It was late in the film when my soul finally left my body. During a particular contentious interview, young Gloria Steinem (Alicia Vikander) swaps places with an older Gloria Steinem (Julianne Moore), and the studio is bathed in red light as the walls disappear and a tornado touches down. Both Glorias, along with their younger selves (Lulu Wilson and Ryan Kyra Armstrong), swirl into the vortex, laughing maniacally in a tribute to The Wizard of Oz. No, The Glorias is not your typical biopic. Except that it is, but with stylistic flourishes from director Julie Taymor that shouldn't be surprising but are nonetheless exhausting.
You really couldn't ask for better casting than Julianne Moore as Steinem. She looks nearly identical to the iconic feminist and is one of the best working actresses in the business.
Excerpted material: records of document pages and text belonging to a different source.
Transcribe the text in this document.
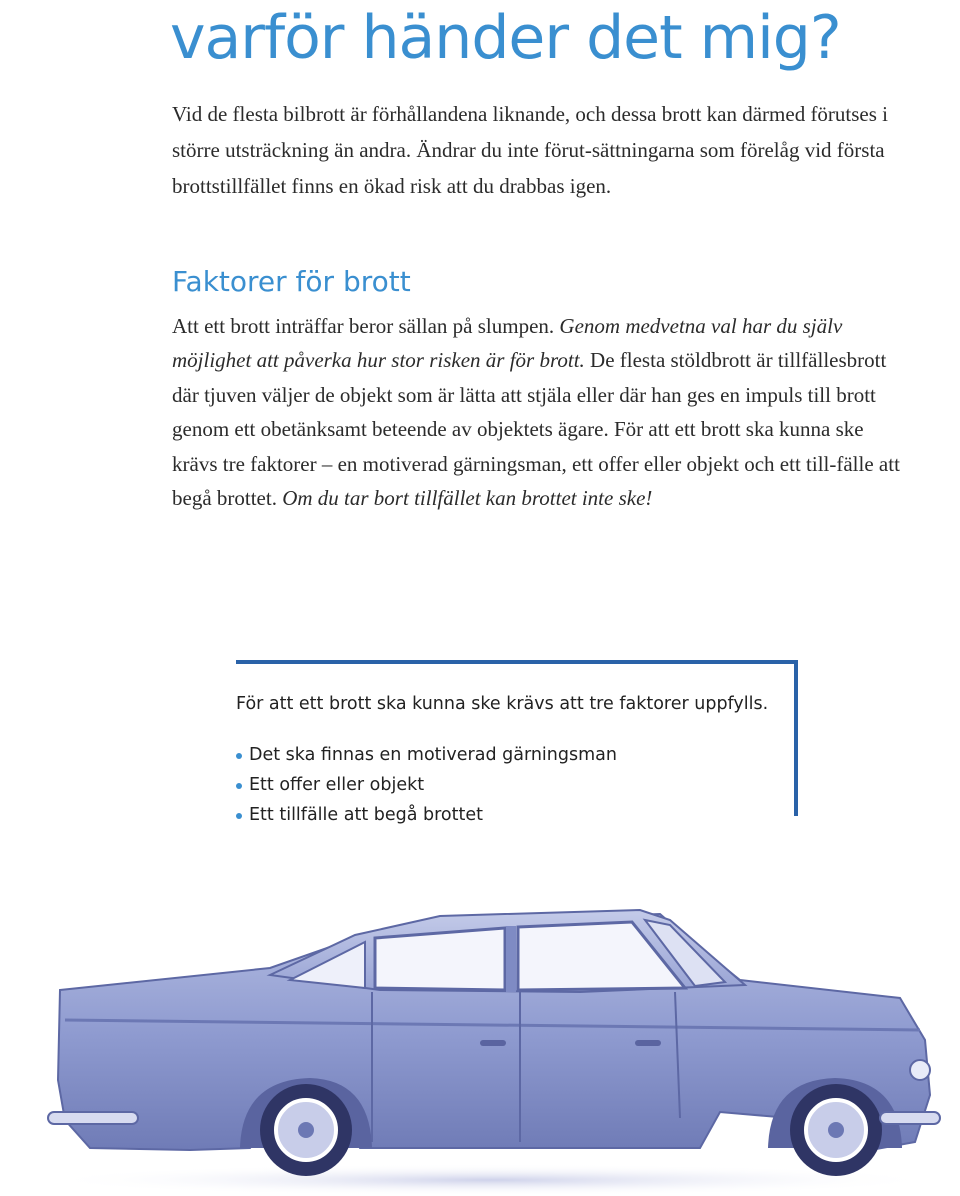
varför händer det mig?

Vid de flesta bilbrott är förhållandena liknande, och dessa brott kan därmed förutses i större utsträckning än andra. Ändrar du inte förut-sättningarna som förelåg vid första brottstillfället finns en ökad risk att du drabbas igen.

Faktorer för brott

Att ett brott inträffar beror sällan på slumpen. Genom medvetna val har du själv möjlighet att påverka hur stor risken är för brott. De flesta stöldbrott är tillfällesbrott där tjuven väljer de objekt som är lätta att stjäla eller där han ges en impuls till brott genom ett obetänksamt beteende av objektets ägare. För att ett brott ska kunna ske krävs tre faktorer – en motiverad gärningsman, ett offer eller objekt och ett till-fälle att begå brottet. Om du tar bort tillfället kan brottet inte ske!

För att ett brott ska kunna ske krävs att tre faktorer uppfylls.

Det ska finnas en motiverad gärningsman
Ett offer eller objekt
Ett tillfälle att begå brottet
Unfortunately, her performance is lost within a sea of bad CGI and on-the-nose metaphors. When she takes a cab ride in the late '90s, hearing the driver spout off racist nonsense despite being an immigrant himself, she gets out and starts running on a concrete treadmill. The point is obvious but the visuals are hideous. Taymor's grand style requires a big budget to match. But studios stopped indulging her around the time her adaptation of The Tempest flopped. Though this film is distributed by Amazon, it was independently financed, and its low budget shows in every frame, not in an impressive way.
The film still gives us a troubled childhood with a con artist father (Timothy Hutton), a depressed mother (Enid Graham), and the younger Gloria's struggles to be taken seriously as a writer and activist. But it does it in the most ham-handed fashion, where every single man she encounters is either trying to subjugate, seduce, or undermine her. It also begins to resemble Forrest Gump, as Steinem encounters nearly every major civil rights movement around the world, carefully listening to each group's needs and never elevating herself above the movement for equality. Occasionally, she does interrogate herself in weird interludes where her older and younger selves ride a bus and question whether she did the right thing at key points in her life. It never works.
When the film focuses specifically on Steinem's role as a journalist and organizer, it's decent. But it's constantly shifting back and forth for a dance number or footage from modern-day protests. It also can't help that The Glorias arrives mere months after Hulu's Mrs. America miniseries, which featured Rose Byrne as Steinem, and offered a wider and deeper view of the entire women's liberation movement, along with better production values, writing, and performances. In every way, it's living in the shadow of the Emmy-winning show. While that was one of the best programs of the year, this is a very special disaster. Everyone involved deserves better, especially Steinem.